Nota 1 : dans un calcul en physique lorsque l'on veut valider une observation ou une mesure par rapport à une théorie (ou réciproquement), il est pratiquement impossible de ne pas faire d'approximations. Il faut alors parfaitement définir quels sont leurs domaines de validité et ce n'est pas toujours très clair dans certains articles. De plus, lorsque l'on utilise des statistiques, les résultats vraiment aberrants non suffisamment répétitifs sont rejetés car considérés comme des scories de la mesure ou de l'observation, aucune expérience ou observation en physique n'étant parfaite.

Nota 2 : je pense que quelques précisions s'imposent. Au premier ordre, on pose la vitesse de la lumière égale à l'infini ce qui implique l'existence d'un temps absolu. Puis on rajoute des perturbations dans le même contexte. Au deuxième ordre, la vitesse de la lumière n'est plus infinie donc le temps n'est plus absolu. Que se passerait-il pour les perturbations en utilisant le deuxième ordre ? De plus, on utilise pour le deuxième ordre la métrique de Schwarzschild donc on ne tient pas compte de la rotation du soleil et on oublie que le "r" de cette métrique n'est pas une coordonnée radiale et que le "t" est celui d'un observateur situé à l'infini (voir mes autres billets) et que les équations d'Einstein sont non linéaires donc tous les corps présents courbent l'espace/temps et en particulier Mercure elle-même. Je n'ai jamais vu aucun calcul qui hiérarchise ces approximations. Ce qui est bluffant c'est la justesse et la précision du résultat obtenu en empilant une série d'approximations dont les contours sont mal définis et sans tenir compte des autres possibilités a priori impactantes sur le résultat final (sont-elles vraiment négligeables ? quels seraient leurs impacts sur le résultat final ?).

samedi, avril 22 2023

Gravité émergeante (et spéculations dans les sciences)

j'ai souvent évoqué dans mes billets que la gravité pourrait être une théorie émergente (et expliqué dans un ce qu'est une théorie émergente).
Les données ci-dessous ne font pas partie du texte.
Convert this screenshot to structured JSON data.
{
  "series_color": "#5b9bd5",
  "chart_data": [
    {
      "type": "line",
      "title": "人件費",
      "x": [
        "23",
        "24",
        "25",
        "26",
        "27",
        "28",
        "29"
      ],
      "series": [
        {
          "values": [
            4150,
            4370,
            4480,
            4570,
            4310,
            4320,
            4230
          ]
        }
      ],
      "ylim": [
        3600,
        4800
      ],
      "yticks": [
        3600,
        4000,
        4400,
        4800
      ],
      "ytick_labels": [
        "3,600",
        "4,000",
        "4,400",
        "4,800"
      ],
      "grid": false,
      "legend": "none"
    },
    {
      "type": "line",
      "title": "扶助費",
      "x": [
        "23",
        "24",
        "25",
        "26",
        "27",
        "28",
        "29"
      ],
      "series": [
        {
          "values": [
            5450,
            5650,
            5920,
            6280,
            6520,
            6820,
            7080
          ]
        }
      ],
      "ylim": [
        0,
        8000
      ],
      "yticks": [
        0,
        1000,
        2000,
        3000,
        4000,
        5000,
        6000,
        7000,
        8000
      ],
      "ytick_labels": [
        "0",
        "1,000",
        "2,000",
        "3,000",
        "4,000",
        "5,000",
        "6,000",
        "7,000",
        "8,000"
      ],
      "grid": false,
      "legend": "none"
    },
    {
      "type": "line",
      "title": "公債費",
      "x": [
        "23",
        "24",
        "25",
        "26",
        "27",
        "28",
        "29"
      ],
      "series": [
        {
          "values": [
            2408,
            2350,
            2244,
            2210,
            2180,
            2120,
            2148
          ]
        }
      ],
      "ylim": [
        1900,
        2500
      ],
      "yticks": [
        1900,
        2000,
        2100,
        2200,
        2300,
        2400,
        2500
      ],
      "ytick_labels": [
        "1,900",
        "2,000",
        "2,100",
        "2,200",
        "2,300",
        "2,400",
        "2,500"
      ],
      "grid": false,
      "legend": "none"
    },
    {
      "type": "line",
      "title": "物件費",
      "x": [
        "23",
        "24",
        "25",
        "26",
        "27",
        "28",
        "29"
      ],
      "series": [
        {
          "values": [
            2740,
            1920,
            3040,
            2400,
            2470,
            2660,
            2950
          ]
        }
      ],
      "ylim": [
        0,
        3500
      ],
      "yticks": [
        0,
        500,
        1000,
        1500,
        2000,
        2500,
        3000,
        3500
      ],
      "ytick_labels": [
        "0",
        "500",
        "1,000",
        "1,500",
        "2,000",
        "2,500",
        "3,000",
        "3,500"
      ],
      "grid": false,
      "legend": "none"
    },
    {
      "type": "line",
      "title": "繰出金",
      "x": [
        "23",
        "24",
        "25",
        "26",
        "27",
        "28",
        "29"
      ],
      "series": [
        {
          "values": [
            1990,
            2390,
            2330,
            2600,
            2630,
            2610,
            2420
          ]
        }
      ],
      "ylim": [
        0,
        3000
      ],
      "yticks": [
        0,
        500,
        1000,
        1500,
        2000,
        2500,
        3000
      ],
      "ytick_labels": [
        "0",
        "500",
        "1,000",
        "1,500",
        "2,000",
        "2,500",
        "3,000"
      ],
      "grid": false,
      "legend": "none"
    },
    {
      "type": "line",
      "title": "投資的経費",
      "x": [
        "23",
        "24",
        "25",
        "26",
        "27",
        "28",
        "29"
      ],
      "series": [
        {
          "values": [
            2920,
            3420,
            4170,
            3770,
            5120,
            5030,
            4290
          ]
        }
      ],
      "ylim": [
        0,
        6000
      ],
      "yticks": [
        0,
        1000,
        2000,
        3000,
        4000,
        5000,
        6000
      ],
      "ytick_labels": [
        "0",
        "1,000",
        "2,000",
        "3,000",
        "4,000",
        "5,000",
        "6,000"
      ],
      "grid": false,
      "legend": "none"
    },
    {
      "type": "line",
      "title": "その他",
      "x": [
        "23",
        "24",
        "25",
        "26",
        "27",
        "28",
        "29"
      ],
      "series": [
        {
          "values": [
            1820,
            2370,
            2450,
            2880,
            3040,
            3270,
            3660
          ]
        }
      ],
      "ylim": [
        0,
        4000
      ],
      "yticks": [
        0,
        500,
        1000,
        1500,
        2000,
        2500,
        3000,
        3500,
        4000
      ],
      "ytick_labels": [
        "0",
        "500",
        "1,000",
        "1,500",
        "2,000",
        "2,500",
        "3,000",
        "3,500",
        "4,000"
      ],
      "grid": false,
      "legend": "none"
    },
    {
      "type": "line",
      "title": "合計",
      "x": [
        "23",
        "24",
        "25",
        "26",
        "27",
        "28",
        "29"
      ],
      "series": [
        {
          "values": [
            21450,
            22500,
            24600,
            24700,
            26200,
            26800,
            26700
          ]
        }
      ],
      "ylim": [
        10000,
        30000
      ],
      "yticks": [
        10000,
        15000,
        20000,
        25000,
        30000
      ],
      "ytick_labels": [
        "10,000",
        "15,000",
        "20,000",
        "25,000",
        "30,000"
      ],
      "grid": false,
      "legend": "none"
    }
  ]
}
Le but de ce billet est de donner les raisons qui me le font penser et à titre très spéculatif de les compléter par une possibilité qui pourrait être l'hypothèse de départ d'une théorie qui reste à construire (je vais parler longuement de spéculation donc il est possible sans que cela pose de problème de sauter toute cette partie et d'aller directement au sujet sur "la gravité émergente", paragraphe ***).

Comme je vais entrer dans le domaine de la spéculation, je dois préciser quel est mon point de vue sur la spéculation dans les théories car mes autres billets peuvent laisser penser que j'ai un sentiment très négatif à son sujet. Soyons très clair, la spéculation est nécessaire, et même indispensable, pour faire avancer les théories scientifiques. Tant qu'elle reste dans le cercle scientifique cela ne peut pas poser de problème car les scientifiques sont des gens avertis, par contre dès qu'elle sort de ce cercle pour aller vers le "grand public" elle doit être employée avec d'infinies précautions et il faut expliquer clairement la limite entre les théories reconnues (via l'observation et les expériences) et celles qui ne sont que des spéculations. Malheureusement, les livres dit de vulgarisation qui se vendent bien (et rapportent pas mal d'argent à leurs auteurs) piétinent en général ce concept et il en est de même pour les conférences "grand public" où le conférencier acquière de la notoriété, et comme par hasard a un de ses livres à vendre. Bien maintenant que tout est clair et que je vais parler de gravité, je voudrais revenir sur quelques théories où la spéculation va bon train.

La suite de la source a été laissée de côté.